Three Breaths

Musings on code, management, and life

Technical Debt

Posted at — Jul 27, 2007

I first heard the term technical debt in reference to a post by James Shore (which he credits to Ward Cunningham). I once worked on a system that had a component that the development group referred to as the cloaca, which is Latin for sewer. It was poorly designed and included a lot of “features” that “might” have been needed down the line. It also suffered from a dearth of good unit tests. It worked, but it was difficult to maintain.

In my book this goes against the whole idea of Agile and iterative development. Adding functionality that you “think” might be needed, without any direction from stakeholders is typically not a good idea. It tends to muddy up the code and if the functionality is eventually needed it is unlikely that your initial implementation, designed without stakeholder input, is going to satisfy the desired functionality. That is not to say that we should not think of extensibility when we design or not to challenge stakeholders for more/less functionality. However, you shouldn’t be designing in a vacuum or adding features because you alone think they should be there.
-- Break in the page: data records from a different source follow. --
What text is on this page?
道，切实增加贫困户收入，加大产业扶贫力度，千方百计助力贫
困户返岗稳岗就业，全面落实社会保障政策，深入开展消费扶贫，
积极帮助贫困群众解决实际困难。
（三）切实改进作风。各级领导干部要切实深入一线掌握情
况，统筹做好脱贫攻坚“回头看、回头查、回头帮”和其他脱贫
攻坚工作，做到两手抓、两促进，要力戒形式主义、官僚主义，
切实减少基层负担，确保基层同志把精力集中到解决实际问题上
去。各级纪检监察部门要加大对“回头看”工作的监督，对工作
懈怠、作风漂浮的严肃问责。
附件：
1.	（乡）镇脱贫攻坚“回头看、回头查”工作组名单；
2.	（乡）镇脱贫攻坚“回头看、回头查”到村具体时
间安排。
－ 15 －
Every iteration I heard of tasks taking longer than they should have because we were getting mired in this component. What should have been a simple change often turned out to be harder to implement than expected and often had unforeseen consequences. The unfortunate ones who picked up this code tried to add some unit testing, but it is always harder to add tests after the fact than to start with testing in mind.
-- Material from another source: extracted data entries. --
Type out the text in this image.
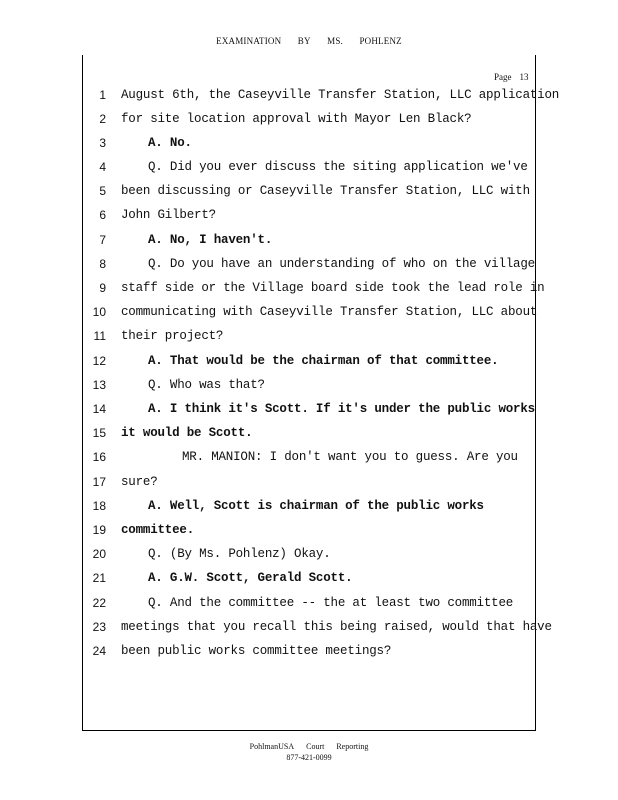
EXAMINATION BY MS. POHLENZ
Page 13
1 August 6th, the Caseyville Transfer Station, LLC application
2 for site location approval with Mayor Len Black?
3	A. No.
4	Q. Did you ever discuss the siting application we've
5 been discussing or Caseyville Transfer Station, LLC with
6 John Gilbert?
7	A. No, I haven't.
8	Q. Do you have an understanding of who on the village
9 staff side or the Village board side took the lead role in
10 communicating with Caseyville Transfer Station, LLC about
11 their project?
12	A. That would be the chairman of that committee.
13	Q. Who was that?
14	A. I think it's Scott. If it's under the public works
15 it would be Scott.
16	MR. MANION: I don't want you to guess. Are you
17 sure?
18	A. Well, Scott is chairman of the public works
19 committee.
20	Q. (By Ms. Pohlenz) Okay.
21	A. G.W. Scott, Gerald Scott.
22	Q. And the committee -- the at least two committee
23 meetings that you recall this being raised, would that have
24 been public works committee meetings?
PohlmanUSA Court Reporting
877-421-0099
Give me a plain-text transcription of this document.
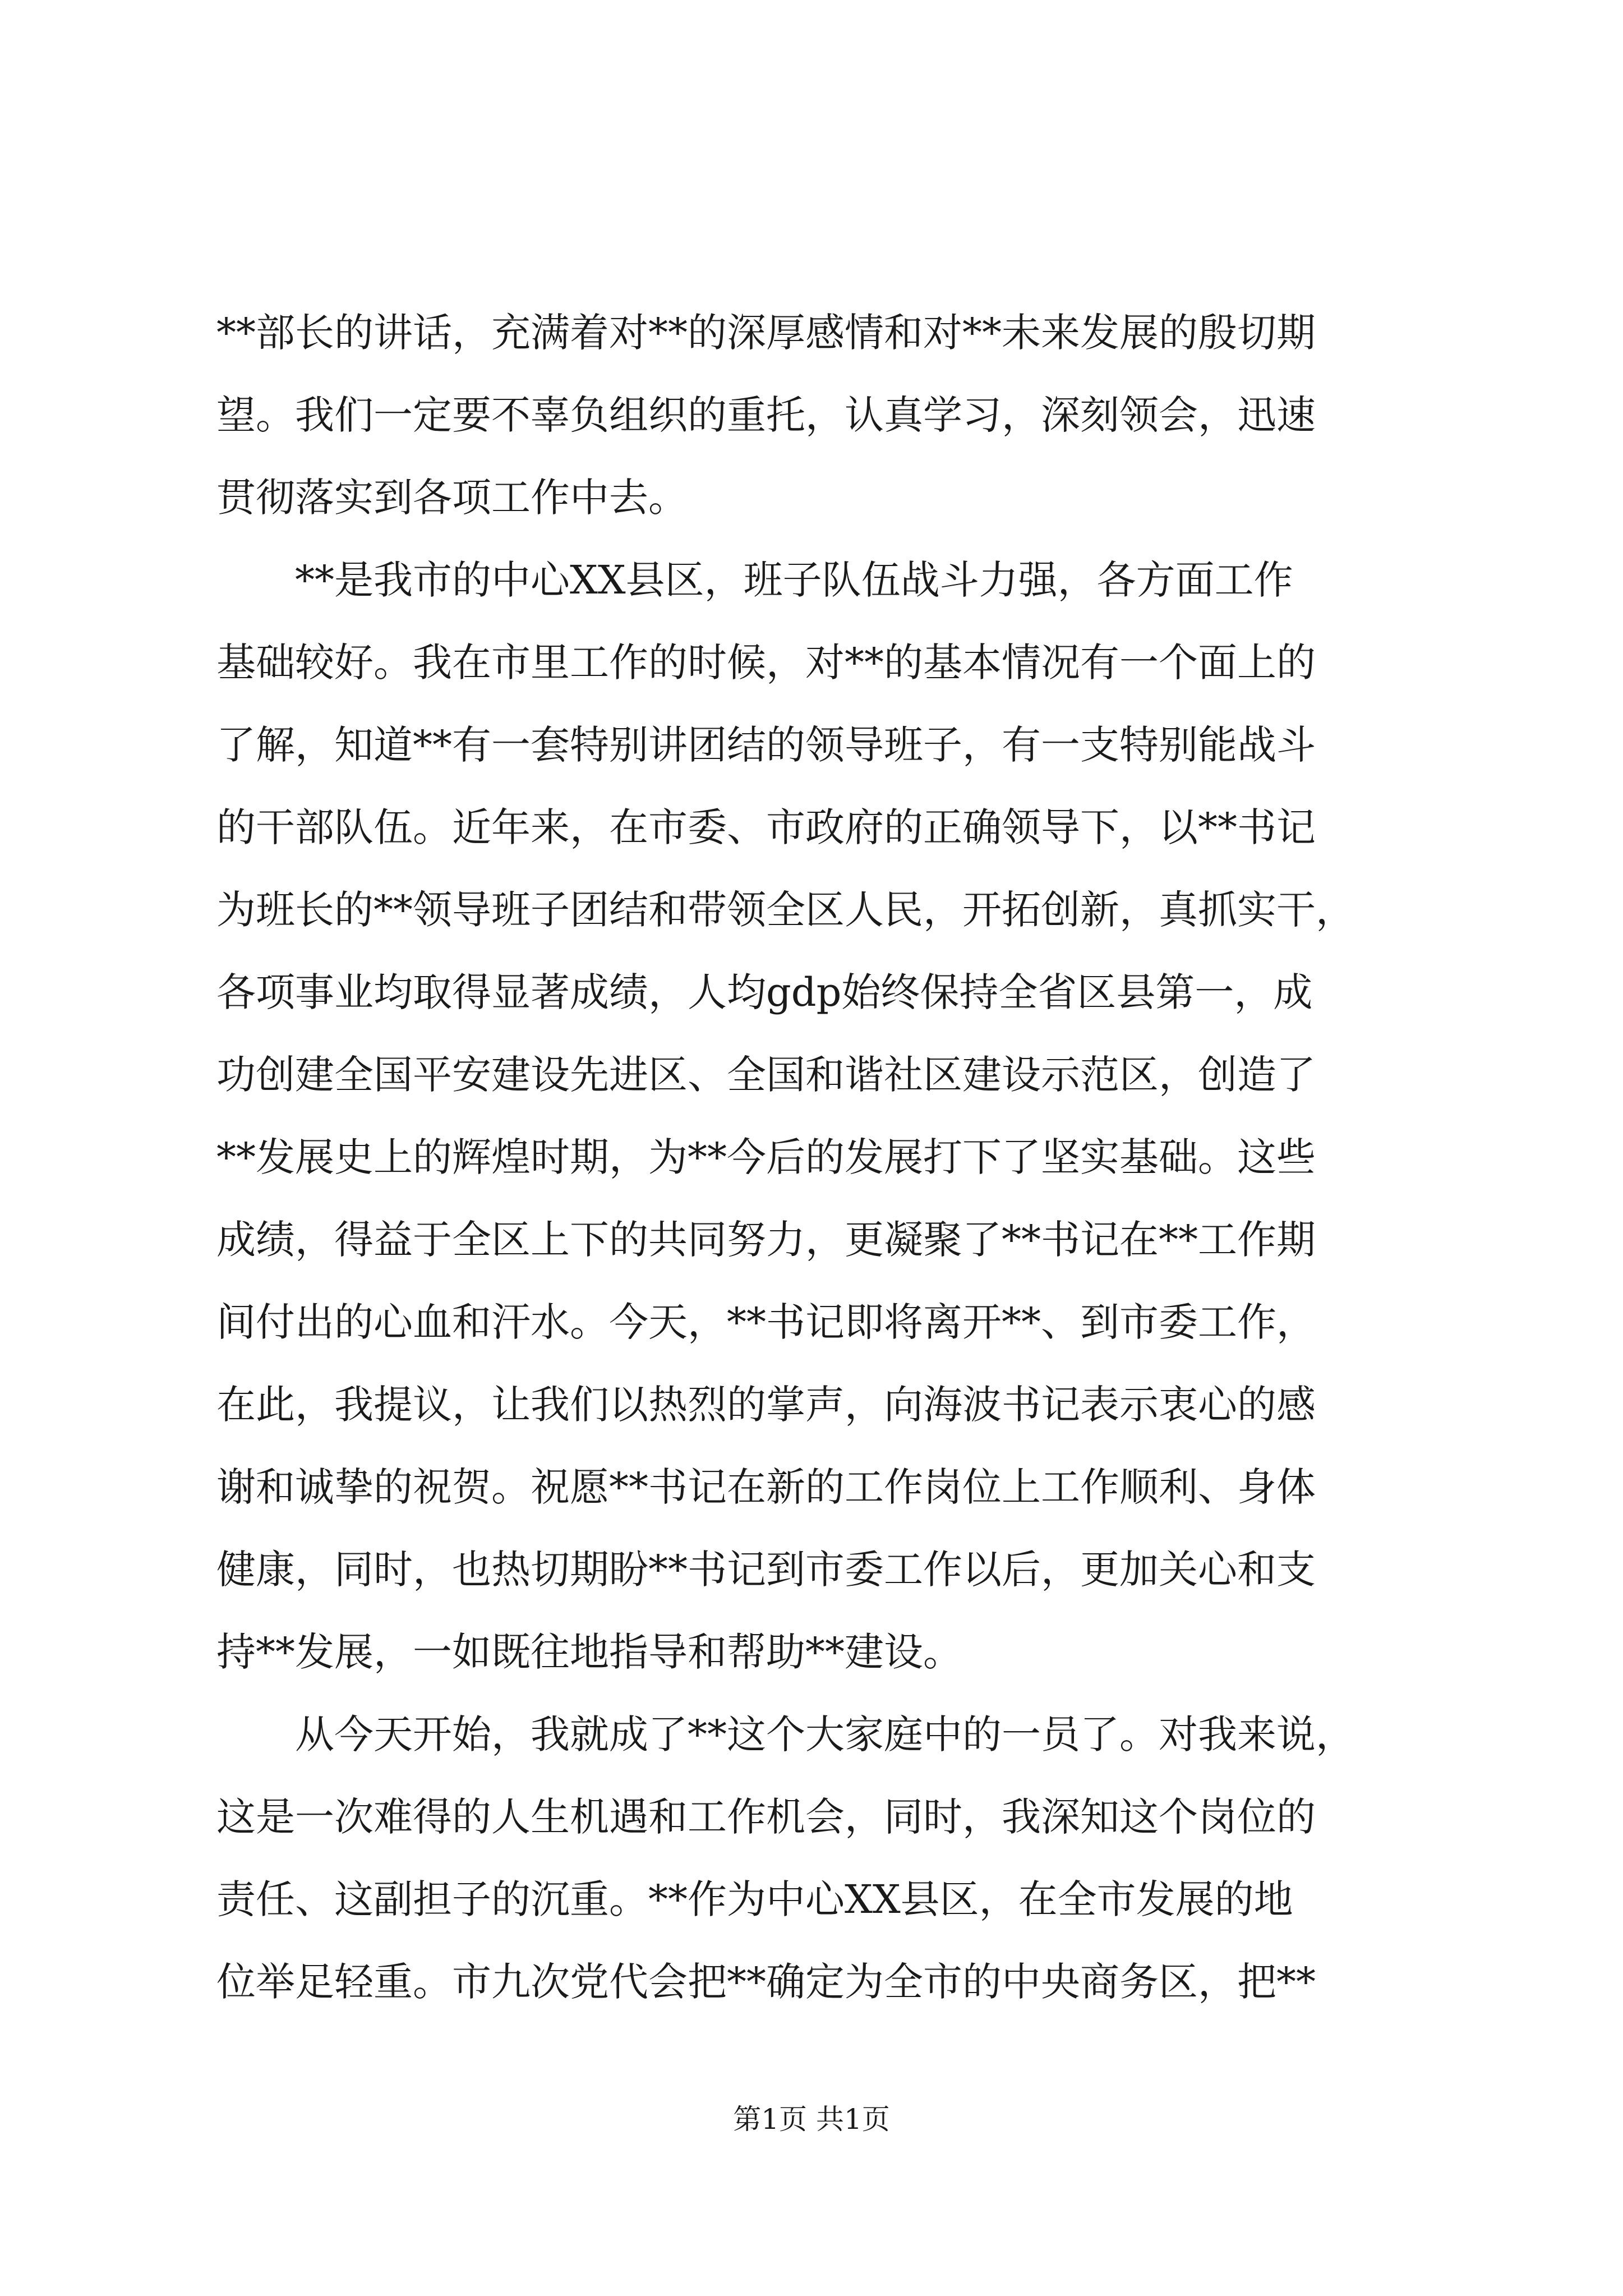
**部长的讲话，充满着对**的深厚感情和对**未来发展的殷切期
望。我们一定要不辜负组织的重托，认真学习，深刻领会，迅速
贯彻落实到各项工作中去。
**是我市的中心XX县区，班子队伍战斗力强，各方面工作
基础较好。我在市里工作的时候，对**的基本情况有一个面上的
了解，知道**有一套特别讲团结的领导班子，有一支特别能战斗
的干部队伍。近年来，在市委、市政府的正确领导下，以**书记
为班长的**领导班子团结和带领全区人民，开拓创新，真抓实干，
各项事业均取得显著成绩，人均gdp始终保持全省区县第一，成
功创建全国平安建设先进区、全国和谐社区建设示范区，创造了
**发展史上的辉煌时期，为**今后的发展打下了坚实基础。这些
成绩，得益于全区上下的共同努力，更凝聚了**书记在**工作期
间付出的心血和汗水。今天，**书记即将离开**、到市委工作，
在此，我提议，让我们以热烈的掌声，向海波书记表示衷心的感
谢和诚挚的祝贺。祝愿**书记在新的工作岗位上工作顺利、身体
健康，同时，也热切期盼**书记到市委工作以后，更加关心和支
持**发展，一如既往地指导和帮助**建设。
从今天开始，我就成了**这个大家庭中的一员了。对我来说，
这是一次难得的人生机遇和工作机会，同时，我深知这个岗位的
责任、这副担子的沉重。**作为中心XX县区，在全市发展的地
位举足轻重。市九次党代会把**确定为全市的中央商务区，把**
第1页 共1页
Earlier in the project we had talked about fixing this component, but schedule pressure got the better of us. We paid the price down the line, each and every iteration, in terms of developer hours and system reliability.  And each time we added functionality that tied into this component we knew it would become harder and harder to fix.
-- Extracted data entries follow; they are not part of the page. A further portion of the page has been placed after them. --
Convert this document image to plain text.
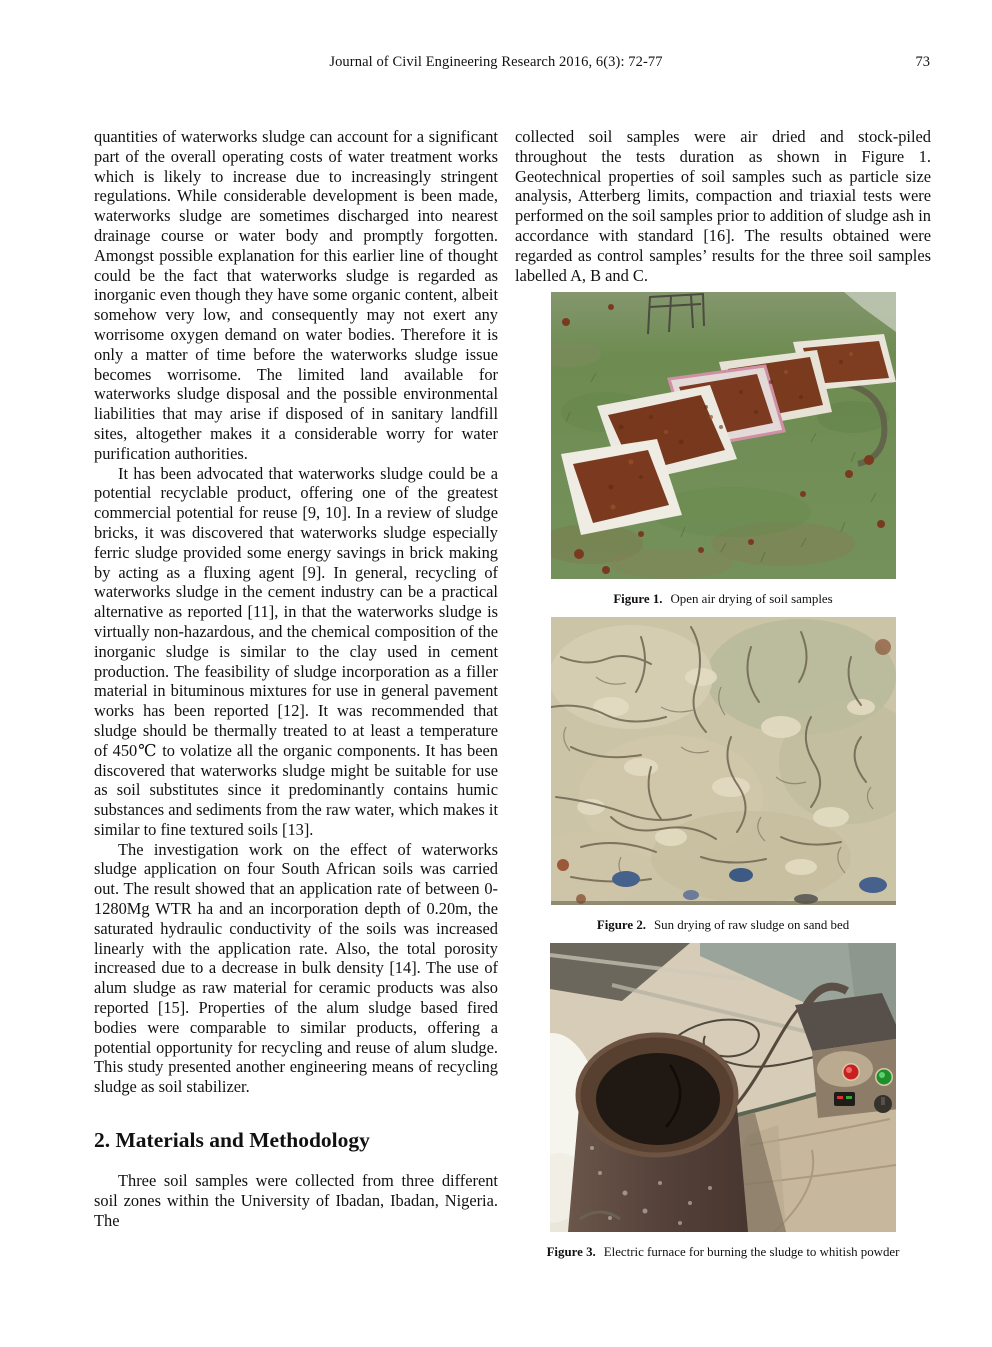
Journal of Civil Engineering Research 2016, 6(3): 72-77	73

quantities of waterworks sludge can account for a significant part of the overall operating costs of water treatment works which is likely to increase due to increasingly stringent regulations. While considerable development is been made, waterworks sludge are sometimes discharged into nearest drainage course or water body and promptly forgotten. Amongst possible explanation for this earlier line of thought could be the fact that waterworks sludge is regarded as inorganic even though they have some organic content, albeit somehow very low, and consequently may not exert any worrisome oxygen demand on water bodies. Therefore it is only a matter of time before the waterworks sludge issue becomes worrisome. The limited land available for waterworks sludge disposal and the possible environmental liabilities that may arise if disposed of in sanitary landfill sites, altogether makes it a considerable worry for water purification authorities.

It has been advocated that waterworks sludge could be a potential recyclable product, offering one of the greatest commercial potential for reuse [9, 10]. In a review of sludge bricks, it was discovered that waterworks sludge especially ferric sludge provided some energy savings in brick making by acting as a fluxing agent [9]. In general, recycling of waterworks sludge in the cement industry can be a practical alternative as reported [11], in that the waterworks sludge is virtually non-hazardous, and the chemical composition of the inorganic sludge is similar to the clay used in cement production. The feasibility of sludge incorporation as a filler material in bituminous mixtures for use in general pavement works has been reported [12]. It was recommended that sludge should be thermally treated to at least a temperature of 450℃ to volatize all the organic components. It has been discovered that waterworks sludge might be suitable for use as soil substitutes since it predominantly contains humic substances and sediments from the raw water, which makes it similar to fine textured soils [13].

The investigation work on the effect of waterworks sludge application on four South African soils was carried out. The result showed that an application rate of between 0-1280Mg WTR ha and an incorporation depth of 0.20m, the saturated hydraulic conductivity of the soils was increased linearly with the application rate. Also, the total porosity increased due to a decrease in bulk density [14]. The use of alum sludge as raw material for ceramic products was also reported [15]. Properties of the alum sludge based fired bodies were comparable to similar products, offering a potential opportunity for recycling and reuse of alum sludge. This study presented another engineering means of recycling sludge as soil stabilizer.

2. Materials and Methodology

Three soil samples were collected from three different soil zones within the University of Ibadan, Ibadan, Nigeria. The

collected soil samples were air dried and stock-piled throughout the tests duration as shown in Figure 1. Geotechnical properties of soil samples such as particle size analysis, Atterberg limits, compaction and triaxial tests were performed on the soil samples prior to addition of sludge ash in accordance with standard [16]. The results obtained were regarded as control samples’ results for the three soil samples labelled A, B and C.

Figure 1. Open air drying of soil samples
Figure 2. Sun drying of raw sludge on sand bed
Figure 3. Electric furnace for burning the sludge to whitish powder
Finally a decision was made to try and address some of the complexity and refactor this component.  It was not all done in one shot, just small incremental improvements over time, sometimes just an hour or two taken as a bit of a mental break from more rigorous tasks.  The lack of unit tests made refactoring more challenging because there were no good tests that defined the intended behavior of the component and no way to know that refactoring was not causing unforeseen consequences. Writing a unit test was usually the first task in one of these refactoring sessions.